Jerry del Missier faces MPs as will the UK’s top City watchdogs, who will be asked to explain why they failed to take heed of warnings from US regulators. Photograph: Brendan Mcdermid/Reuters
3.49pm: Good afternoon and welcome to our live blog. Jerry del Missier, a Canadian, is the latest to be hauled before the Treasury select committee to talk about the Libor rigging scandal. He quit just hours after Bob Diamond, the Barclays chief executive, resigned after the Â£290m fine hammered the bank’s share price and its reputation. The two men were close at Barclays Capital, the investment banking arm, and del Missier had been promoted only a fortnight ago to chief operating officer for the entire bank.
Del Missier is also caught up in the controversial memo written by Diamond on October 29 2008 after a conversation with Bank of England governor Paul Tucker. Here is the memo.
In the memo Diamond, who then ran BarCap, tells del Missier and the then-chief executive John Varley that Tucker was concerned about the bank’s Libor levels during the crisis and Del Missier interprets the memo as a tacit signal to cut the submission to the Libor panel. Del Missier, who was investigated by the Financial Services Authority but no charges were brought, instructed the bank’s submitters to cut the interest rate. He is likely to be asked why he interpreted Diamond’s memo the way he did and whether or not he had asked Diamond for guidance. [When Diamond was asked at his appearance before MPs he said he could not put himself in Del Missier's shoes.]

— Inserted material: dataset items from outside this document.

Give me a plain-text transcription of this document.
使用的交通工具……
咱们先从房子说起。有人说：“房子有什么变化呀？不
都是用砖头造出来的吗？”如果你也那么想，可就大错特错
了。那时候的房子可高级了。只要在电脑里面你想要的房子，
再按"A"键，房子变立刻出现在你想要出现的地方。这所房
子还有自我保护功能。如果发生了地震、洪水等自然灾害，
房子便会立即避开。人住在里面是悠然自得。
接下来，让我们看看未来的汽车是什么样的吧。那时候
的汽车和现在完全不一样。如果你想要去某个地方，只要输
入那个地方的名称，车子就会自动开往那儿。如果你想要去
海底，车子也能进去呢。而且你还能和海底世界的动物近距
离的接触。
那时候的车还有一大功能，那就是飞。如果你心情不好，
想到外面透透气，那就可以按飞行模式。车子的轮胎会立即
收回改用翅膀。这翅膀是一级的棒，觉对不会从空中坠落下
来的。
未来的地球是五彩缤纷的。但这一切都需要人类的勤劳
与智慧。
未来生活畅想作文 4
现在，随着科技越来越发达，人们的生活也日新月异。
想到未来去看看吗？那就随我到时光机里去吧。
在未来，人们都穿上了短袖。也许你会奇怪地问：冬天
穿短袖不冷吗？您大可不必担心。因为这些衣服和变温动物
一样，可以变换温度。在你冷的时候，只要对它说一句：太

The session is scheduled to run from 1600 to 1645 when Lord Turner, chairman of the Financial Services Authority, will appear alongside Andrew Bailey, the FSA’s top banking regulator and Tracey McDermott, the acting head of enforcement (and responsible for the fine).
Turner is likely to face a grilling about when he found out about Libor and crucially why it was Sir Mervyn King, Bank of England governor, who told Barclays that Diamond had to leave and not Turner, whose FSA actually regulates the banks.